Volumetrics exists today, but Smith, a cofounder of the company, and his colleagues, several of whom work in Duke's Pratt School, are oriented more toward proving new concepts than commercializing them. Miniaturization has been their top priority. The transducers that fed data to Model 1 some eight years ago were bulky and awkward to handle. Current 3D transducers still feed data to the Model 1 processor, but they are anything but bulky.

Smith and his collaborators have come up with four iterations of these transducers: one for intracardiac application, one for intravascular, a third for transesophageal echo TEE), and the fourth for a laparoscope.

The TEE and laparoscopic probes each incorporate 500 tiny cables or channels packed into a tube 12 mm in diameter. The cables, about eight times the number found coming from conventional ultrasound systems, supply bandwidth for the data needed to provide high-quality preprocessed volumetric images.

"The scanner produces a 3D moving image instantaneously with no reconstruction," Smith said.

With just a minor incision and local anesthetic, the laparoscopic probe promises to relay information as good as or better than can be obtained with transesophageal echocardiography, which requires general anesthesia. The laparoscopic probe might, therefore, be used to visualize the heart during minimally invasive cardiac surgery, Smith said. It also holds significant potential in the guidance of radiofrequency ablation for atrial fibrillation (AF).

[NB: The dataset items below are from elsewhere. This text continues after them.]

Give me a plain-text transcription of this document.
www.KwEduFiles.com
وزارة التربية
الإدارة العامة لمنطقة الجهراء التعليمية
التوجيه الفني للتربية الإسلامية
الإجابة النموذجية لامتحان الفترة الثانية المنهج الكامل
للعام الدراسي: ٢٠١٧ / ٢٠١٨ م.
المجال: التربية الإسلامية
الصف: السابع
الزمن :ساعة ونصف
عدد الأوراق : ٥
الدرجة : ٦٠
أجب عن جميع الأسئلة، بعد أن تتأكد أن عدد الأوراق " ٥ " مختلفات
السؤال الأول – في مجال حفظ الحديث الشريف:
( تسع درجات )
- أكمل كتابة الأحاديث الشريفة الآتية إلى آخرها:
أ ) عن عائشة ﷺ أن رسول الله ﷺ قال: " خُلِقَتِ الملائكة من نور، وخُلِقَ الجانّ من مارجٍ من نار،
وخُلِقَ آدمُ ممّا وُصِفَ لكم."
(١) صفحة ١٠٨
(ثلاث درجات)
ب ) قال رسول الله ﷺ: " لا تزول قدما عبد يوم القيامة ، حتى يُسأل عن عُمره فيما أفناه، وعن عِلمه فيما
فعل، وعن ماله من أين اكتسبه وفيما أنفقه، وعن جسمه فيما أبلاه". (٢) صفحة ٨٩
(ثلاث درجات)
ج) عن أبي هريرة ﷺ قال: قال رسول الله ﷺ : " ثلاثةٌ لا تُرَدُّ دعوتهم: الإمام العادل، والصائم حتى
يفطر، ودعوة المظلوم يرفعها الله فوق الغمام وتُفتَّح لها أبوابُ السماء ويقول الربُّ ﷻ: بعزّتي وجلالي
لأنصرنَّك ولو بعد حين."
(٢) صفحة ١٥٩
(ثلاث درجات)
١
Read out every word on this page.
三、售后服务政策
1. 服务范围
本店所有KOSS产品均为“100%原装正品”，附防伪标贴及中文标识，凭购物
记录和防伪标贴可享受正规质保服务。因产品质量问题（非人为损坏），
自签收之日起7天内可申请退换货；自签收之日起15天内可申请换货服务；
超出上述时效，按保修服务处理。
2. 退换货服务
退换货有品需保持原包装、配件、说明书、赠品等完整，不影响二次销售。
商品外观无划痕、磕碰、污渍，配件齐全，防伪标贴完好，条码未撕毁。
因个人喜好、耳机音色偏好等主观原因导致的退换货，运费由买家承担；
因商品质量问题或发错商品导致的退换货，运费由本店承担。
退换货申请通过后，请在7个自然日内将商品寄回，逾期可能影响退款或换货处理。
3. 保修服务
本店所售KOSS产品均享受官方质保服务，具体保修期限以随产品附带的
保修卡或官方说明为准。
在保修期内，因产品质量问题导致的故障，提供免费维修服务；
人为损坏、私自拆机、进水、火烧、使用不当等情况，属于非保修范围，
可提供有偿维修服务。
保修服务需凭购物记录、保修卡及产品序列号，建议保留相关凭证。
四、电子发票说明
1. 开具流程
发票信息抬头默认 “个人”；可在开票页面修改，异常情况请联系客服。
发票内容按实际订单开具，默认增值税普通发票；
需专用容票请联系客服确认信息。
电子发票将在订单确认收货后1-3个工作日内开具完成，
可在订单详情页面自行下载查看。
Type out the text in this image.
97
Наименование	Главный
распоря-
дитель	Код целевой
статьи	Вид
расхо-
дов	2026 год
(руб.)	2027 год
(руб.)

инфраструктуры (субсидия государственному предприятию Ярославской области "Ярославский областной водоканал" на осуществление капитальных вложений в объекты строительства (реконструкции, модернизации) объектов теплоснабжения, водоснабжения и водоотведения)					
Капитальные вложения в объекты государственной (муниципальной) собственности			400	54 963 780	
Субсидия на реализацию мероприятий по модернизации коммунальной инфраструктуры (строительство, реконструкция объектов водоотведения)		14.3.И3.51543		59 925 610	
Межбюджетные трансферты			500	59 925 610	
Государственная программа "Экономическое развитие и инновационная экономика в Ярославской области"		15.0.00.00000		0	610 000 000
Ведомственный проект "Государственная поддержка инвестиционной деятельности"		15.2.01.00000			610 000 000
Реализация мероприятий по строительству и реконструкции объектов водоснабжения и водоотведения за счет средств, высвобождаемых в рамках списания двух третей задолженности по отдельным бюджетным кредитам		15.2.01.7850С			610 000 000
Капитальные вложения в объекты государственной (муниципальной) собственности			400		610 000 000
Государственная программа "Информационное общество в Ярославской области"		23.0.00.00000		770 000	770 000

To demonstrate this possible application, the Duke scientists have produced real-time 3D images of a dog's right pulmonary veins, the sites that are targeted for ablation when treating patients for AF. With 3D images, cardiologists working with human patients could steer ablation catheters precisely to the tissue surrounding these veins.

Smith expects the technology behind Duke's miniaturized transducers to fuel the development of ultrasound scanners for applications in the chest and abdomen. The technologies underlying intracardiac, TEE, and laparoscopic applications are ready for clinical trials right now, he said. He predicts that they or similar technologies will be in clinical use within five years.

Volumetrics could commercialize the transducers itself. Or Duke might license certain intellectual properties to others in the industry.

"At this point, we are not sure which direction we will go," Smith said.

For the time being, Volumetrics has a lot on its corporate plate. Several months ago, according to Smith, the company filed litigation alleging patent infringement by GE, Medison, Toshiba, and Siemens.